Quote:
Originally Posted by
Pete 
My eye glasses have plastic lenses and they work very well -- except when I scratch them or scuff them. As I understand it, the Schneider EL will have glass front and back with the plastic in-between. I'm sure it will have slightly less detail and contrast than their all-glass lenses, but the question is how much less. In my opinion, there's a big performance gap between a Panamorph and a standard ISCO/Schneider. I'm hoping the Schneider EL will slot in between these two...not as soft looking as a Panamorph, not as highly resolved as an all-glass ISCO/Schneider. In the absence of comparison, the Panamorph looks pretty good. I'm anticipating that the EL will look better, but we shall see.

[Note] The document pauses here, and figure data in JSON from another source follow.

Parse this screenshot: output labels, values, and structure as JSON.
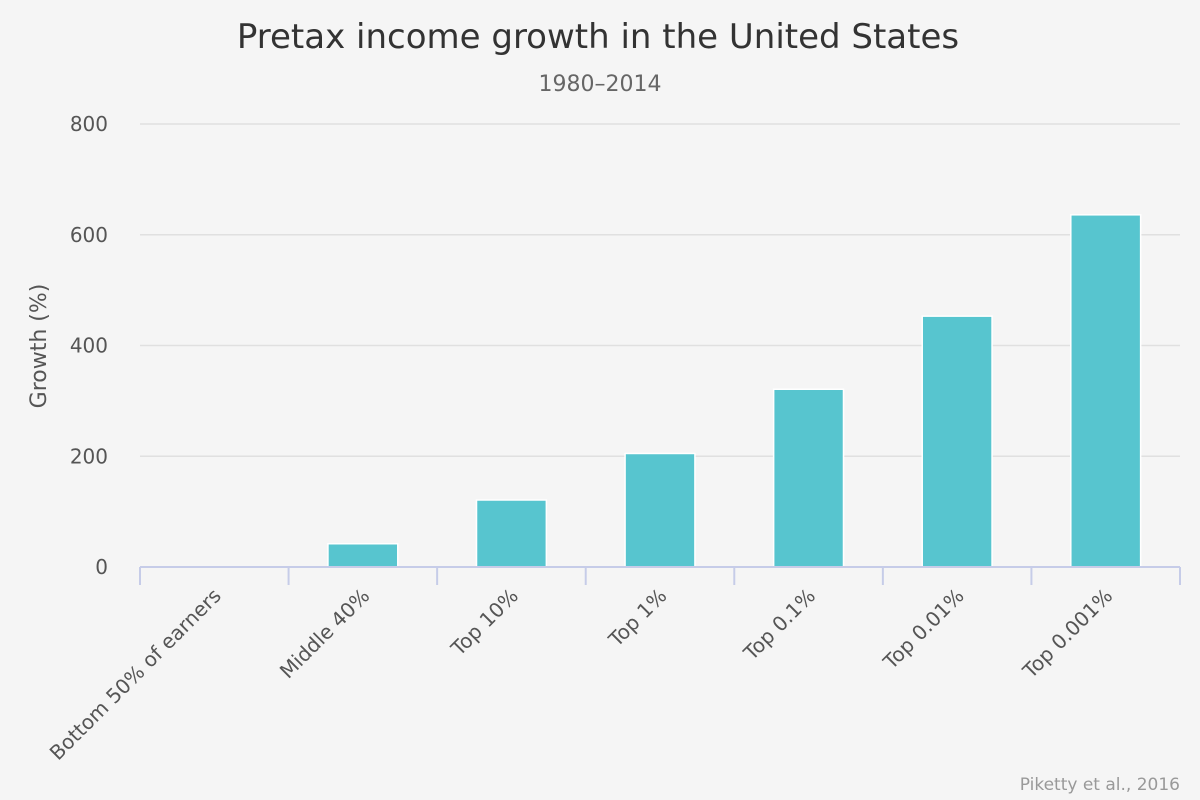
{
  "chart_data": {
    "type": "bar",
    "title": "Pretax income growth in the United States",
    "subtitle": "1980–2014",
    "xlabel": "",
    "ylabel": "Growth (%)",
    "ylim": [
      0,
      800
    ],
    "yticks": [
      0,
      200,
      400,
      600,
      800
    ],
    "grid": true,
    "categories": [
      "Bottom 50% of earners",
      "Middle 40%",
      "Top 10%",
      "Top 1%",
      "Top 0.1%",
      "Top 0.01%",
      "Top 0.001%"
    ],
    "values": [
      1,
      42,
      121,
      205,
      321,
      453,
      636
    ],
    "bar_color": "#57c5cf",
    "credit": "Piketty et al., 2016"
  }
}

If you know me by now, you'd know there's a very complicated explanation for why equating plastic eyeglass lenses with plastic projection lenses isn't valid. But I'll spare you all that.
Plastic eyeglass lenses are truly woeful for projection. I tried it for kicks (cost a few bucks) several years ago. Eyeglass lenses' curvature is measured in 1/4 diopters, with +/- 0.09 diopter tolerances (by australian standards anyway), which can amount up to about a 2% tolerance on a glass curvature... utterly unacceptable for projection purposes. On a 250mm nominal focal length lens you could have bits of that were 244mm focal length and other bits that were 256mm focal length, all mixed up together on the same surface: hardly the stuff of legendary optical performance. A flat spot on a glass lens of just 0.1% difference to the rest of its surface makes that lens a reject, as you can never focus it evenly.
For projection lenses you're talking 0.25% radius tolerance all over a large lens,
as a starting point, and consistent over the entire surface, better, if your manufacturer can manage it. You really
would need glasses - the kind you mail-order off the back of Superman comic books - to view a picture projected through eyeglass-quality plastic lenses. That, and the human eye has an ability to adapt to slight inconsistencies in eyeglass focal lengths and still deliver a reasonable image on the retina. There's no "adaptive" process in projection. You have to get it right first and all other times (which is why most use, and always have used, glass).
I'm not quick to naysay the new Schneider lens, because I don't have a clue under what conditions it was made. Plastic eyeglass lenses I
have experience with. They're fun, but useless for even half-serious viewing.
The "10%" light loss figure could have been misunderstood, or quoted out of context. I do know that some plastics are
clearer than glass, and are used in preference to it in some cases. They are certainly cheaper - by the thousand - but the setting up of dies and so on costs a literal fortune. So, unless Schneider are intending to make these lenses by the thousand, or at least many hundreds, I can't personally see the point. But as I said, of course I'm not at all privy to their business plan.
When you're using plastics in doublets (as I assume any decent projection lens would have to do) the problems increase, as matching indices of refraction across a large production run is often batch-dependent. Even slight variations, sometimes within a batch, can make errors more glaring at the margins.
It does seem like a retrograde step - going back to plastic - but if anyone can do it and garner OK results, I guess a big firm like Schneider can. However, glass is still the preferred option, for mine, but I
would say that, wouldn't I?
P.S. Japan Dave... you have zero sense of humour mate.